Tuesday, October 30, 2012

UK Central Banker Says Faithful Implementation of Volcker Rule and Vickers Proposals Can Enhance Resolution Authorities

Legislation providing for the orderly resolution of failed financial institutions is an important practical step towards preventing systemic risk and ending too-big-to-fail, as well as lowering the societal costs of the failure of a large interconnected financial firm, noted Andrew Haldane, Executive Director of Stability for the Bank of England. While it is striking how much progress has been made in so short a space of time on so complex an issue, he noted, the practical question is how far this takes us towards removing the too-big-to-fail externality. In recent remarks, he posited that the faithful implementation of both the letter and the spirit of the Volcker Rule in the US and the Vickers Commission ring-fence proposals in the UK will enhance the ability of resolution authorities to succeed in the goal of ending too-big-to-fail.

He mentioned that Title II of the Dodd-Frank Act creates a new regime for the resolution and liquidation of financial companies, banks and non-banks, which pose a systemic financial stability risk.  It enables losses to be imposed on creditors in resolution, while also prohibiting state bail-outs. Internationally, in November 2011 the G20 endorsed the Financial Stability Board’s Key Attributes of Effective Resolution Regimes, developed by an international working group. Efforts are underway to align national resolution regimes with these principles.  As part of that, in Europe a draft Directive on recovery and resolution of financial institutions was published in June 2012.  

During the resolution of a financial firm, noted the Executive Director, one way of ensuring continuity of services is by transferring assets and/or liabilities of a failing firm to a third party.  But he noted that the only entity with sufficient financial and managerial resource to absorb a large asset or liability portfolio, without ``suffering chronic indigestion,’’ is another large financial institution, citing examples during the crisis of Bear Stearns being swallowed by JP Morgan Chase, Merrill Lynch by Bank of America and Washington Mutual by Citigroup.  

According to the senior official, this makes for an uncomfortable evolutionary trajectory, with rising levels of banking concentration and ever-larger too-big-to-fail banks.  Levels of banking concentration have risen in many countries since 2007, he noted, precisely because of such ``shot-gun marriages by over-sized partners.’’  In other words, resolving big banks may have helped yesterday’s too-big-to-fail problem, but at the expense of worsening tomorrow’s problems.
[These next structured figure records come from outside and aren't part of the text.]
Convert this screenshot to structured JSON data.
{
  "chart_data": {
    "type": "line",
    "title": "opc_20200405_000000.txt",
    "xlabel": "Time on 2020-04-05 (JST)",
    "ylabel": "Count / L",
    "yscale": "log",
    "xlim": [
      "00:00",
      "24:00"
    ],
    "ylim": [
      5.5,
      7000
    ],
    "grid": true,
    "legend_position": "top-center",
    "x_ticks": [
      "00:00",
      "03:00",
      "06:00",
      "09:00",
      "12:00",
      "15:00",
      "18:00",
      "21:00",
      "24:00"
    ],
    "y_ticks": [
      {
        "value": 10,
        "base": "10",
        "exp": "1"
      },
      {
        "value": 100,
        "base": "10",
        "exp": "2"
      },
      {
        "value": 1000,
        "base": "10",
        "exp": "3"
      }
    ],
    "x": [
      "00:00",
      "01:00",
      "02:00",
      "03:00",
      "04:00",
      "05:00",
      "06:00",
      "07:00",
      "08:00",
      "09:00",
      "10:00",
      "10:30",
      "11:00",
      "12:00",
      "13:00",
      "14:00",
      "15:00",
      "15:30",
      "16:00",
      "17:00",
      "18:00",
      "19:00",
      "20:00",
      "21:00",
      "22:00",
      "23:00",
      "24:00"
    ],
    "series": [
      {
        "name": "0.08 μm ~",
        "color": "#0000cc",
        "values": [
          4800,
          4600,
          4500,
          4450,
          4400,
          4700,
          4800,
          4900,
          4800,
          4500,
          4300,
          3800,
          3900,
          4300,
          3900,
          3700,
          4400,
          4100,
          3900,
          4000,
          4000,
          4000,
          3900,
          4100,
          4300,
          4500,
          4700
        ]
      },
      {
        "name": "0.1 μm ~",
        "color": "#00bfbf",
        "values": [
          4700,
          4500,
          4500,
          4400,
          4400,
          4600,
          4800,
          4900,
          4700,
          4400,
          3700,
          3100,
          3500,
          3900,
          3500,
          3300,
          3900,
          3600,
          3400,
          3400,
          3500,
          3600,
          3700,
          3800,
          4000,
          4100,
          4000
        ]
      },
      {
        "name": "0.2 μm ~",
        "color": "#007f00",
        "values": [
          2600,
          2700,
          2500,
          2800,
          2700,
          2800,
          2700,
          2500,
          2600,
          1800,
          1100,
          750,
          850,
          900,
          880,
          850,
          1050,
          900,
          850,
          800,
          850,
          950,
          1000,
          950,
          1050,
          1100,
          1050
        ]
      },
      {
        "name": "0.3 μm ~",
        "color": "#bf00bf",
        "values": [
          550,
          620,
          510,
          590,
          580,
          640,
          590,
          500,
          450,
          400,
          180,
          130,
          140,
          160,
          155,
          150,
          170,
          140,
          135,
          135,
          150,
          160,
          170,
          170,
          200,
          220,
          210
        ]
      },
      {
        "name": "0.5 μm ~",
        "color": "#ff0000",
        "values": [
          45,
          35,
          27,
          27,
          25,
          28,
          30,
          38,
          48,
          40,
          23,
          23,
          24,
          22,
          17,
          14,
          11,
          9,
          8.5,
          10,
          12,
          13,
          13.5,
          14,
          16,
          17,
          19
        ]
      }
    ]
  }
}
One way of lessening that dilemma, he reasoned, and at the same making resolution more credible, is to act on the scale and structure of financial firms directly. Recent regulatory reforms have sought to do just that. In the United States, the Volcker Rule prohibits US-operating banks from undertaking proprietary trading and sponsoring hedge funds and engaging in other types of private equity activity. 

In the United Kingdom, the proposals of the Vickers Commission include placing a ring-fence around retail banking activities, supported by higher levels of capital, and thus fencing them off from commercial banking. The government’s plan is to enact the ring-fence through legislation. The EU announced the Liikanen plan in October 2012, which proposes that the investment banking activities of universal banks be placed in a separate entity from the remainder of the banking group.

Volcker, Vickers and Liikanen seek legal, financial and operational separation of activities, noted the Executive Director, and thus in principle should prevent cross-contamination of retail and investment banking at crisis time.  Whether they do so in practice, said the official, depends on loopholes in, or omissions from, the ring-fence. 

And each of the existing proposals has open questions on this front. For example, the Volcker Rule separates only a fairly limited range of potentially risky investment bank
activities, in the form of proprietary trading.  The Vickers proposals mandate only a limited range of basic banking activities to lie within the ring-fence, namely deposit-taking and overdrafts.  And the Liikanen plan allows a wide range of derivative activity to lie outside of the investment banking ring-fence.